Physical abuse is the second most recurrently reported form of child abuse account for 25% of all cases of child abuse (Barber, 1994). Abuse can result in many types of psychological disorders. It may also be a source of child-parent conflict as while parents play a dominant role in the responsibility of a child, through role play a child may mimic their parents fighting, causing aggravation. Researchers found that parents who are employed spend less time interacting with their children, therefore are at more risk of being violent when they are with their children (Demo, 1992).

Luster and Small investigates sexual abuse, physical abuse, alcohol assumption, suicidal ideation, parental monitoring, and parental support through a questionnaire of 42, 568 adolescents. Luster and Small’s article portray much strength as it takes into consideration history of the concepts and the patterns that evolved in the past. The empirical data presented sufficient reinforcement which makes the article overall very strong. There are several other external forces that may drive a child to different consequences which are not mentioned above.

Relation between Child-Parent Conflict and Academic Performance The relationship between child-parent conflict and academic performance is complex and delicate. When an adolescent is distracted by situations at home, the problems often tends to follow them to school, which in effect causes the child to perform poorly. Distractions are usually sources of poor academic achievement. According to Cook-Cottone, there are many factors that lead to stress, and many children are unable to return to school because of it, severely decreasing their standings in their academics.

Parents who assume dominant roles in the relationship and whom tend to look at negatively are more prone to attract conflict within their relationship (Barber, 1994). With many external forces weighing down a child, they are most likely to face some of the consequences mentioned above. A student’s success depends on many motives, good or bad. Good factors lead to success while bad ones lead to negative performance in academics. The nature of child-parent conflict differs when dealing with different situations. As the relation between child-parent conflict increases, academic performance decreases.

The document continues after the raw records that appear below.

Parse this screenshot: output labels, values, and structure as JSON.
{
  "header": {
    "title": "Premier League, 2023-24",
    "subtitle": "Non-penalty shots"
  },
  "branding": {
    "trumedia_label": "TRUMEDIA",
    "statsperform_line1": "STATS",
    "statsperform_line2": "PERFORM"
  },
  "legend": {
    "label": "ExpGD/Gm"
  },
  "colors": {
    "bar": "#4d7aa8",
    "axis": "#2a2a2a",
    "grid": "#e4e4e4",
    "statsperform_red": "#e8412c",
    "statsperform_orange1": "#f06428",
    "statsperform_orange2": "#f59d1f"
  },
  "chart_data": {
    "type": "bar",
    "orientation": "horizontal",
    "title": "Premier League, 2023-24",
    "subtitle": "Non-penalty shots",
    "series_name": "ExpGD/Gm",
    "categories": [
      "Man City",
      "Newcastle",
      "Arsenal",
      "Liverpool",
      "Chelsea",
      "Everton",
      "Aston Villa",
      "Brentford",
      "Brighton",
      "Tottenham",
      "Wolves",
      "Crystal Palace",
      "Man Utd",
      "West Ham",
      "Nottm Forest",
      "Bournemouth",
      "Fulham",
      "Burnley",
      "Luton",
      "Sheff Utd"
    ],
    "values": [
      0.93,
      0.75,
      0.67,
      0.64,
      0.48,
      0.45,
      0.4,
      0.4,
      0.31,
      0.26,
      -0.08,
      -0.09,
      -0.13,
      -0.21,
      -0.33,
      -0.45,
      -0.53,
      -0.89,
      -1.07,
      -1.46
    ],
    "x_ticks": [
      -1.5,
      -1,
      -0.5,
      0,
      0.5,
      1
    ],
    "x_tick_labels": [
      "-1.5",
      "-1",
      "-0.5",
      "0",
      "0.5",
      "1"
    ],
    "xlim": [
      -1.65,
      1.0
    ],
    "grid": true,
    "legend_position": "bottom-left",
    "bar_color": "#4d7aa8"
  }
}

Conclusion There are so many forces which impact children, biological, environmental etc. The solution I would suggest to solve the problem of child-parent conflict, would be targeted towards parents more than to children. It’s easy to propose solutions; however, most aren’t applicable to the universal problems of child-parent conflict. No matter what family structure or how much time spent with a child, parents should be able to have meaningful conversations with their children for the time they spend with them.

Family interaction is necessary and would reflect a positive atmosphere to consequently promote a child’s success in academic performance. Understanding how student development and how they learn is also of great importance, maybe more to the teacher than to the guardian(s) of the child. Overall, keeping a positive atmosphere at home would decrease the amount of child-parent conflicts and increase a child’s confidence. The forces that affect a child always differ, as a teacher, it is important to keep track of a child’s academics.

If a high achiever drop their grades significantly, it’s important to approach the child and discuss issues if need be. Education and family play major roles in the psychological development of a child, and communication between parents and teachers, teachers and children, and children and parents is of great importance in order for our society to reach a goal for the younger generations.